I just totally think it’s hilarious how we think certain events are important, that we rush to do, and it ends up being trivial. Things like writing this blog entry. Things like how baseball teams change teammates every year and you struggle to keep up. It’s just a waste of time to rush, in my opinion. You miss so much, and you’re not really accomplishing anything significant. I just like to allow myself to experience life in its own perfect time, without having to complete some menial, arduous task that I don’t even find pleasing at all.
Popular culture has to die out sometime. I’m really looking forward to the downfall of clothes with holes in them, lilac sweaters, and hair gel that’s NOT tested on animals. I don’t need the reality shows and the Paris Hilton updates. I couldn’t care less about who’s marrying who in Hollywood. They’re just people, like you and me. If I were to tell you Bob and Linda Jameson were getting married, you wouldn’t care, because you don’t know them. Just like I don’t care when Tom Cruise marries some woman I’ve never heard of. I’m the kind of guy who will buy a National Enquirer to use as firewood.
A revolving door of quick fixes, miracle drugs, washed up actors and actresses, boring sitcoms, ridiculous rules and regulations, I’ve had it. No, I don’t care if some famous person had their baby unless I actually know them. I don’t feel like keeping up with their fast-pased, overindulgent, ego-stroking lives. The self-fulfilling prophecies of yesteryear. Is learning about this sort of lifestyle going to make my life any better?
Whatever. I’ve become bored with the world as it presents itself to me. The only way I will get restimulated is to create a better world for myself and others. I just don’t know what’s stopping me from doing it. A fear of leaving my comfort zone maybe? What it is isn’t what it feels like. I just have to let myself slow down, breathe, and relax into total oblivion, letting myself go into unchartered waters, allowing myself to be me.
I was looking at who I am today when I was at work. Who am I? What the fuck do I represent? What does anyone represent? Why do I care that I represent something and that people judge me based on what they presume I represent? I believe that there is something against representation without documentation. There should also be no taxation. What goes on inside my head is beyond my own belief. This is where I live, where I grow. It’s really late now, just after 1 A.M. and I’m starting to ramble off into the night, but even though this post is completely off the wall, I have comfort that people will still read it and think that it means something to them.

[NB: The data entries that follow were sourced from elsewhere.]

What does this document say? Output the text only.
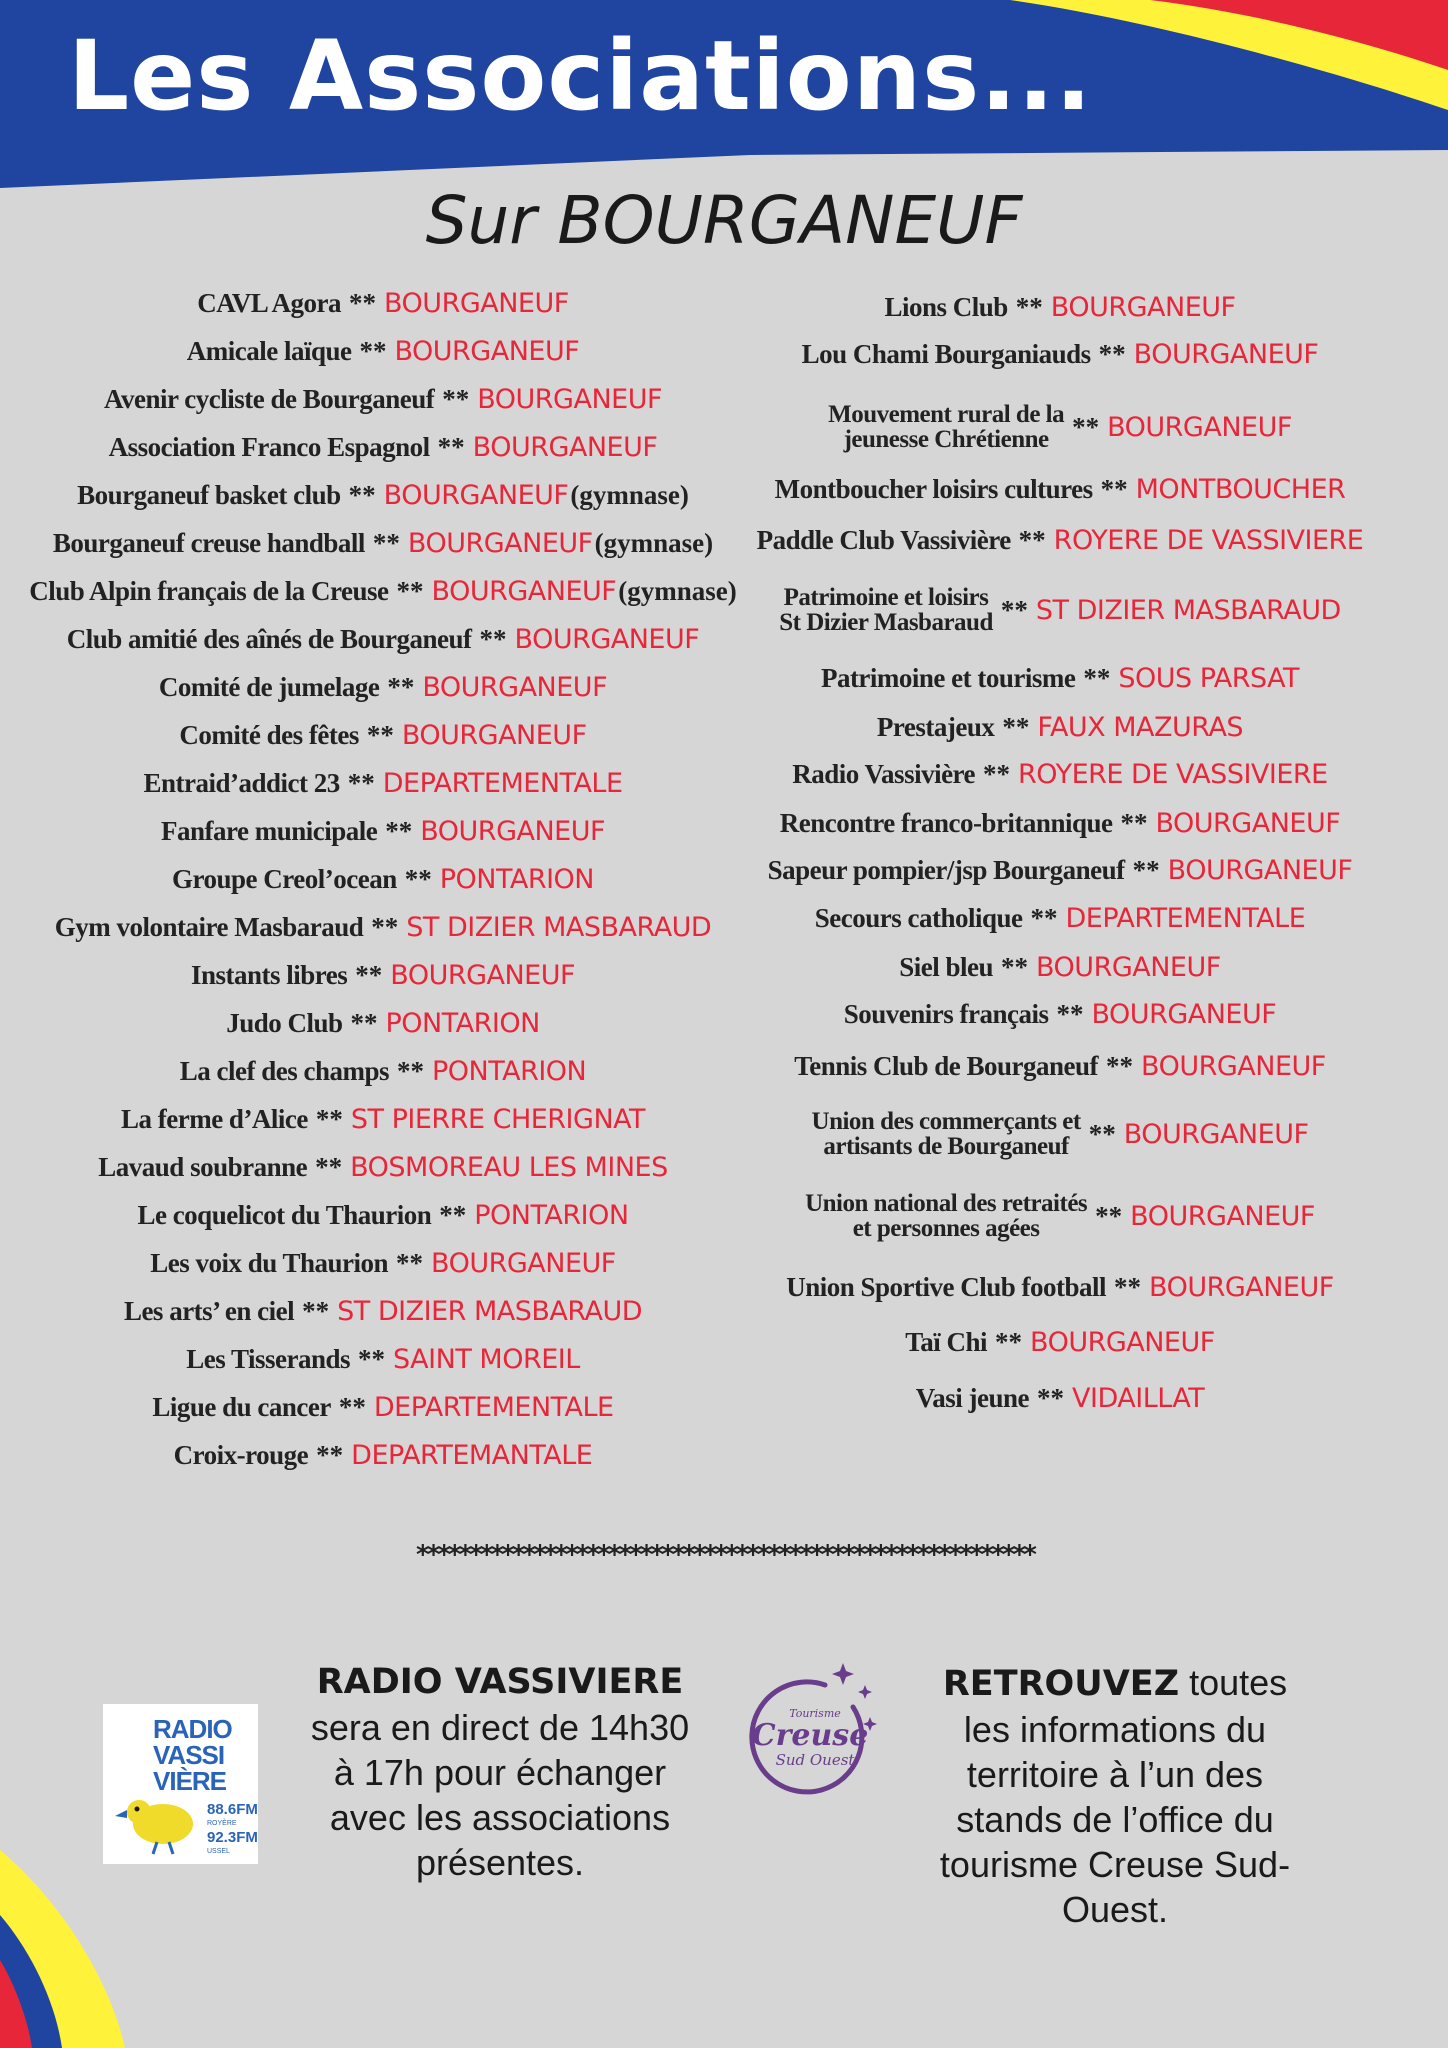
Les Associations...
Sur BOURGANEUF
CAVL Agora ** BOURGANEUF
Amicale laïque ** BOURGANEUF
Avenir cycliste de Bourganeuf ** BOURGANEUF
Association Franco Espagnol ** BOURGANEUF
Bourganeuf basket club ** BOURGANEUF (gymnase)
Bourganeuf creuse handball ** BOURGANEUF (gymnase)
Club Alpin français de la Creuse ** BOURGANEUF (gymnase)
Club amitié des aînés de Bourganeuf ** BOURGANEUF
Comité de jumelage ** BOURGANEUF
Comité des fêtes ** BOURGANEUF
Entraid’addict 23 ** DEPARTEMENTALE
Fanfare municipale ** BOURGANEUF
Groupe Creol’ocean ** PONTARION
Gym volontaire Masbaraud ** ST DIZIER MASBARAUD
Instants libres ** BOURGANEUF
Judo Club ** PONTARION
La clef des champs ** PONTARION
La ferme d’Alice ** ST PIERRE CHERIGNAT
Lavaud soubranne ** BOSMOREAU LES MINES
Le coquelicot du Thaurion ** PONTARION
Les voix du Thaurion ** BOURGANEUF
Les arts’ en ciel ** ST DIZIER MASBARAUD
Les Tisserands ** SAINT MOREIL
Ligue du cancer ** DEPARTEMENTALE
Croix-rouge ** DEPARTEMANTALE
Lions Club ** BOURGANEUF
Lou Chami Bourganiauds ** BOURGANEUF
Mouvement rural de la
jeunesse Chrétienne ** BOURGANEUF
Montboucher loisirs cultures ** MONTBOUCHER
Paddle Club Vassivière ** ROYERE DE VASSIVIERE
Patrimoine et loisirs
St Dizier Masbaraud ** ST DIZIER MASBARAUD
Patrimoine et tourisme ** SOUS PARSAT
Prestajeux ** FAUX MAZURAS
Radio Vassivière ** ROYERE DE VASSIVIERE
Rencontre franco-britannique ** BOURGANEUF
Sapeur pompier/jsp Bourganeuf ** BOURGANEUF
Secours catholique ** DEPARTEMENTALE
Siel bleu ** BOURGANEUF
Souvenirs français ** BOURGANEUF
Tennis Club de Bourganeuf ** BOURGANEUF
Union des commerçants et
artisants de Bourganeuf ** BOURGANEUF
Union national des retraités
et personnes agées	** BOURGANEUF
Union Sportive Club football ** BOURGANEUF
Taï Chi ** BOURGANEUF
Vasi jeune ** VIDAILLAT
**********************************************************
RADIO
VASSI
VIÈRE
88.6FM
ROYÈRE
92.3FM
USSEL
RADIO VASSIVIERE
sera en direct de 14h30
à 17h pour échanger
avec les associations
présentes.
Tourisme
Creuse
Sud Ouest
RETROUVEZ toutes
les informations du
territoire à l’un des
stands de l’office du
tourisme Creuse Sud-
Ouest.
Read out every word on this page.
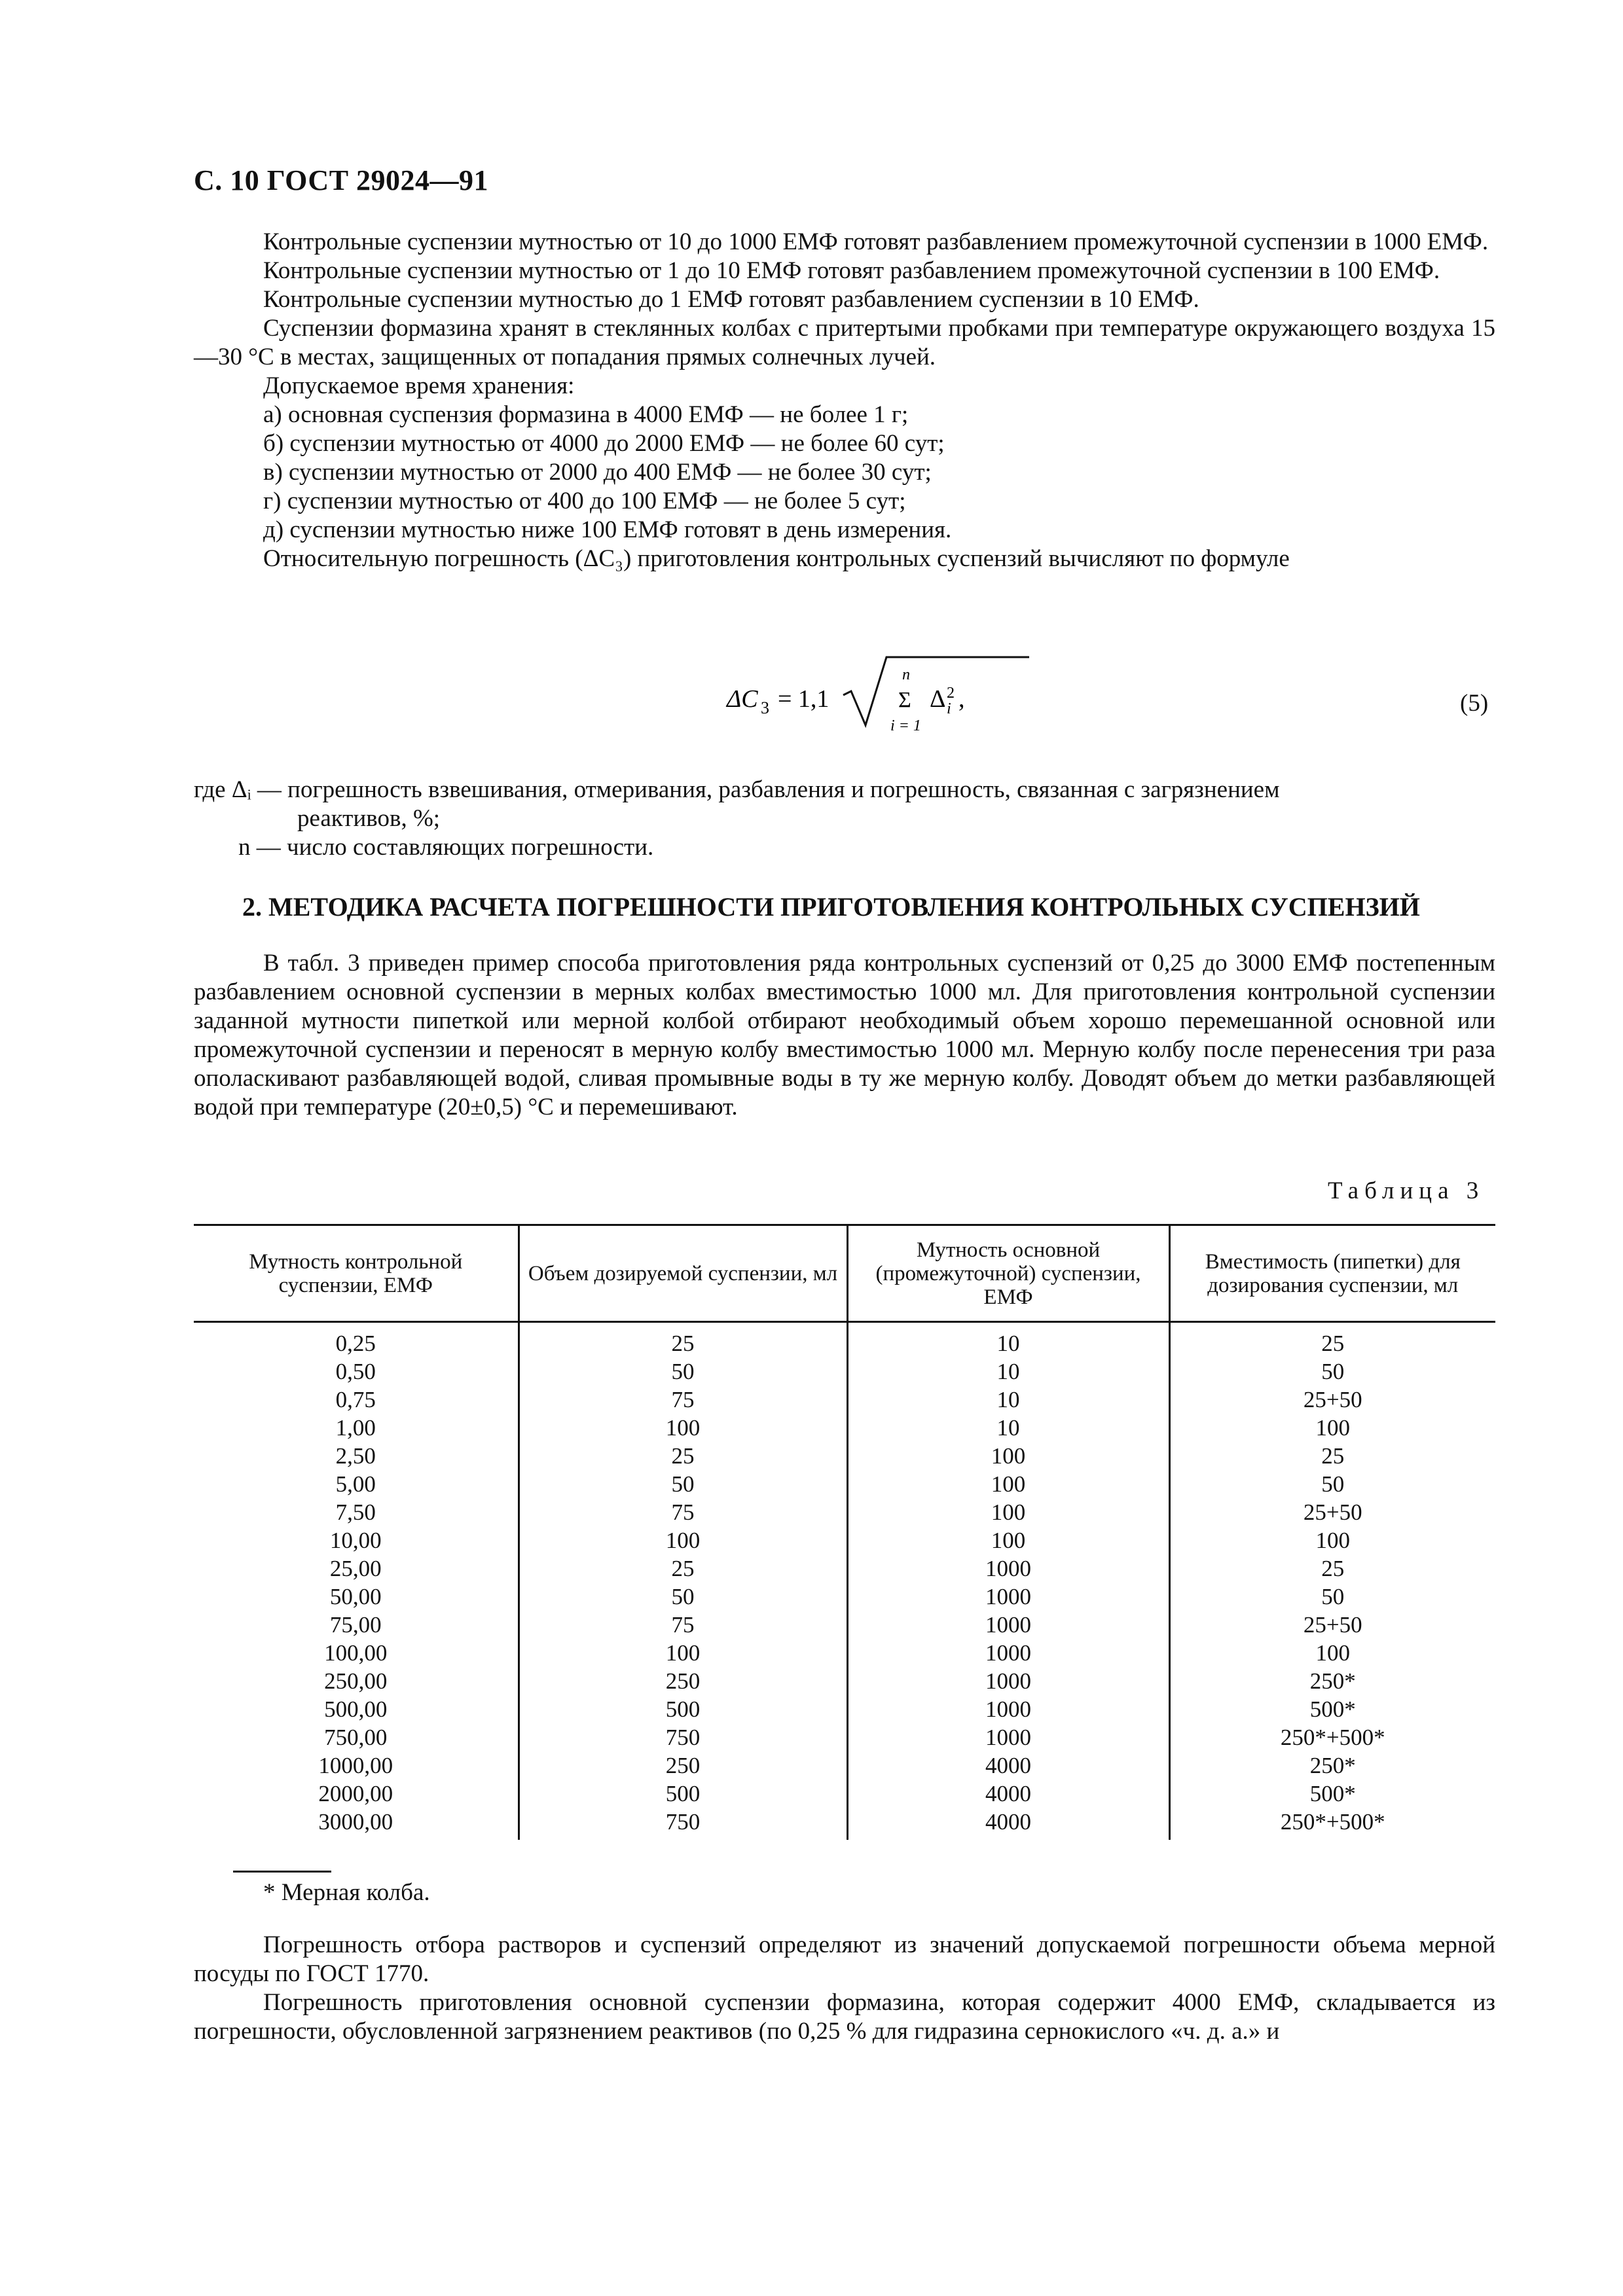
С. 10 ГОСТ 29024—91

Контрольные суспензии мутностью от 10 до 1000 ЕМФ готовят разбавлением промежуточной суспензии в 1000 ЕМФ.

Контрольные суспензии мутностью от 1 до 10 ЕМФ готовят разбавлением промежуточной суспензии в 100 ЕМФ.

Контрольные суспензии мутностью до 1 ЕМФ готовят разбавлением суспензии в 10 ЕМФ.

Суспензии формазина хранят в стеклянных колбах с притертыми пробками при температуре окружающего воздуха 15—30 °С в местах, защищенных от попадания прямых солнечных лучей.

Допускаемое время хранения:

а) основная суспензия формазина в 4000 ЕМФ — не более 1 г;

б) суспензии мутностью от 4000 до 2000 ЕМФ — не более 60 сут;

в) суспензии мутностью от 2000 до 400 ЕМФ — не более 30 сут;

г) суспензии мутностью от 400 до 100 ЕМФ — не более 5 сут;

д) суспензии мутностью ниже 100 ЕМФ готовят в день измерения.

Относительную погрешность (ΔC₃) приготовления контрольных суспензий вычисляют по формуле

ΔC 3 = 1,1
n
Σ
i = 1
Δ 2
i ,	(5)

где Δᵢ — погрешность взвешивания, отмеривания, разбавления и погрешность, связанная с загрязнением

реактивов, %;

n — число составляющих погрешности.

2. МЕТОДИКА РАСЧЕТА ПОГРЕШНОСТИ ПРИГОТОВЛЕНИЯ КОНТРОЛЬНЫХ СУСПЕНЗИЙ

В табл. 3 приведен пример способа приготовления ряда контрольных суспензий от 0,25 до 3000 ЕМФ постепенным разбавлением основной суспензии в мерных колбах вместимостью 1000 мл. Для приготовления контрольной суспензии заданной мутности пипеткой или мерной колбой отбирают необходимый объем хорошо перемешанной основной или промежуточной суспензии и переносят в мерную колбу вместимостью 1000 мл. Мерную колбу после перенесения три раза ополаскивают разбавляющей водой, сливая промывные воды в ту же мерную колбу. Доводят объем до метки разбавляющей водой при температуре (20±0,5) °С и перемешивают.

Таблица 3
Мутность контрольной суспензии, ЕМФ	Объем дозируемой суспензии, мл	Мутность основной (промежуточной) суспензии, ЕМФ	Вместимость (пипетки) для дозирования суспензии, мл
0,25	25	10	25
0,50	50	10	50
0,75	75	10	25+50
1,00	100	10	100
2,50	25	100	25
5,00	50	100	50
7,50	75	100	25+50
10,00	100	100	100
25,00	25	1000	25
50,00	50	1000	50
75,00	75	1000	25+50
100,00	100	1000	100
250,00	250	1000	250*
500,00	500	1000	500*
750,00	750	1000	250*+500*
1000,00	250	4000	250*
2000,00	500	4000	500*
3000,00	750	4000	250*+500*
* Мерная колба.

Погрешность отбора растворов и суспензий определяют из значений допускаемой погрешности объема мерной посуды по ГОСТ 1770.

Погрешность приготовления основной суспензии формазина, которая содержит 4000 ЕМФ, складывается из погрешности, обусловленной загрязнением реактивов (по 0,25 % для гидразина сернокислого «ч. д. а.» и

Completely stonewalled from my own sense of self at times, I often take vacations from myself into a vast wilderness of idiosyncratic overtones that would throw Albert Einstein for a loop. I speak eloquently to try and upgrade my self-worth and reputation, but what I’m really doing is just being me. It is January 1, 2007 and I feel that today is the day for something magical to happen. Today I go out and watch the butterflies get pollen or whatever they do when they fly from flower to flower. My backyard is full of them. At least they don’t have to deal with popular culture.
P.S. I just wanted to let everyone know that I’ve thoroughly enjoyed writing to an unabridged audience and hope they’ve gained some sort of benefit from reading these long-winded and philisophical posts. It’s been real, so real that I feel like I’ve bared my soul into this blog. I just hope we all can accomplish this sort of peace in the future.